Lirismo e o astronauta bêbado

A única coisa parecida com ascensão e queda no espaço é a bebida. Sem apologia ao vício. Considero o espaço sideral além da metafísica. Ninguém deve denominar o astronauta de alcoólatra graças ao trago na subida. Na bebida o trânsito é diferente, digo: O trânsito é diferente na bebida! Não se deve beber na direção.

Infração grave que deve ser respeitada. É triste ver como se perdem vidas na estrada diante da embriaguez. Se vai beber não dirija.

No caso do astronauta é diferente. Não havia placa dizendo: se vai subir, não beba! Nem sempre lançamos mão das idéias claras sobre o fato. Para o sujeito ser elevado aos píncaros deve entusiasmar uma boa dose de água que passarinho não bebe. É a curiosidade humana que nos leva a deduzir se é ou não terrível uma bebidinha escondidinha na roupa estofada até a estação mais próxima. O nosso primeiro marujo do espaço deve perdoar a brincadeira etílica de poeta desengonçado. O fato de o álcool ser líquido que não hidrata, deve ser experiência inesquecível, basicamente no espaço sideral.
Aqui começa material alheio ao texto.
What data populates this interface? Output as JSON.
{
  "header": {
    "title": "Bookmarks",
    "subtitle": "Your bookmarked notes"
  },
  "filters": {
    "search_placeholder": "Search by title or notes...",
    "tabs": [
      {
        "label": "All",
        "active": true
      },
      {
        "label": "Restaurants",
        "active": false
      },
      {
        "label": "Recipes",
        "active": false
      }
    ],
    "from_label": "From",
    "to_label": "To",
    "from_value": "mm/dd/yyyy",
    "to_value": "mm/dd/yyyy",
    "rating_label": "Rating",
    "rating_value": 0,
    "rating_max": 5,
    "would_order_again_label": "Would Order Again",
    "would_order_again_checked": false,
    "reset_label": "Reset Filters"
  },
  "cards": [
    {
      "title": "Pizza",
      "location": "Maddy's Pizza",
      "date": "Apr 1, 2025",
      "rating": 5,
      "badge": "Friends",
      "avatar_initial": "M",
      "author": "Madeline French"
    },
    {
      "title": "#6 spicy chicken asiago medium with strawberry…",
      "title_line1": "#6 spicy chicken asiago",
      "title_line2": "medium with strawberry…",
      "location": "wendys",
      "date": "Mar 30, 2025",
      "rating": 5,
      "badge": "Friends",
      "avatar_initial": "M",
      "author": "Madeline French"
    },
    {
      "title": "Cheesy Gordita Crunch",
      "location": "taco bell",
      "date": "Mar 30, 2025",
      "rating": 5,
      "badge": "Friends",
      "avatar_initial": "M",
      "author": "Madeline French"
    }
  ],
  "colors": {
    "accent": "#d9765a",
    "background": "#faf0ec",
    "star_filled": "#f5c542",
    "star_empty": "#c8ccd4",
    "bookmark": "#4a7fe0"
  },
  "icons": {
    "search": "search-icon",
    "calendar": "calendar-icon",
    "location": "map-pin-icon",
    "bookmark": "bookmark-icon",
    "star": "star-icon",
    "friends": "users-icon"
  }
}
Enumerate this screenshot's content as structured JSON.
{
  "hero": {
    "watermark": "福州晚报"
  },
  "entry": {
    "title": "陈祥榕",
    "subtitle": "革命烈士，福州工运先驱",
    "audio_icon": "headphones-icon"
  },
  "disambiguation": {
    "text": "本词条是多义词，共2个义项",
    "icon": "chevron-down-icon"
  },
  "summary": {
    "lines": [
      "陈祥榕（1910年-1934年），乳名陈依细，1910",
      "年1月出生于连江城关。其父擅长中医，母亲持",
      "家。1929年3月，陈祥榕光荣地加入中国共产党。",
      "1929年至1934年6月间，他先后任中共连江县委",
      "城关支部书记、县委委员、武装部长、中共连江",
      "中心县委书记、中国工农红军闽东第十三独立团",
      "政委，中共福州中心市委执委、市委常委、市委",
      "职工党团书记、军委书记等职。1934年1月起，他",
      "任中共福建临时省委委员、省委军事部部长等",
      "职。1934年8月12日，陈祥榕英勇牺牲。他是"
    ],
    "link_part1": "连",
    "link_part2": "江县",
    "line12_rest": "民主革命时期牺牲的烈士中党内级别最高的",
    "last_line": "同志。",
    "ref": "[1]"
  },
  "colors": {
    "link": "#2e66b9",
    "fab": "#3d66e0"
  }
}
Pois se bebeu... foi socialmente. Aqui na terra o encanto do trago bem humorado vale algumas considerações. O astronauta é o único capaz de desmontar um mínimo de magia que há lá cima, adesivo a solidão do seu ofício. Beber no espaço é tão curioso a mente humana quanto dormir e sonhar na amplidão suprema. O cérebro nutrido com algumas doses mente a si mesmo que possui certa leveza no começo do tranco. No astronauta um provável efeito tríplice daquilo que na terra é singularmente dúplice realizaria no enigma um conforto. Ninguém disse que abusaram... O melhor é perdoar algo tão sem gravidade. Sabemos que os bêbados criam façanhas momentâneas caras à sociedade. A situação do astronauta é diferente: preso às circunstâncias e jogando a si próprio dentro de limites desconhecidos, também o mandarim chinês ligou três foguetes a sua cadeira para atingir as alturas. Não há notícias de que tenha tomado aguardente antes da ação desses desejos elevados.

A notícia andou alguns dias no ar para desaparecer do interesse comum em poucos dias. Tenho certeza de que o mundo pedirá a eles que não bebam, mas não sabemos até que pontos estão certos. Foi no mínimo um exemplo incomum e talvez a idéia base resumisse a inclinação de fundar um bar em cada início de civilização intergaláctica. Nada de alcoolismo degenerado. Apenas um recanto aprazível para consolo das magoas universais. O primeiro indício contra todas as certezas. Um abandono do medo. A mesma receita primeira para esmagar o vinho tão logo são dominadas as chamas que produziram a primeira embriaguez. O fato é: só as máquinas resistem ao espaço. Viver lá em cima com oxigênio controlado e sem produção de ar é desgastante e inútil. Retornam moles e aos pedaços porque nossos ossos naufragam na ausência de firmeza e peso. Como na bebida há descalcificação.

Talvez fosse melhor limpar os mares antes de subir. Ou anunciar de vez a solidão sideral de uma vez por todas. Para diminuir os custos e reduzir a pobreza. A menos que um caminho desconhecido nos leve ao encontro da ternura, do lírico, do inefável.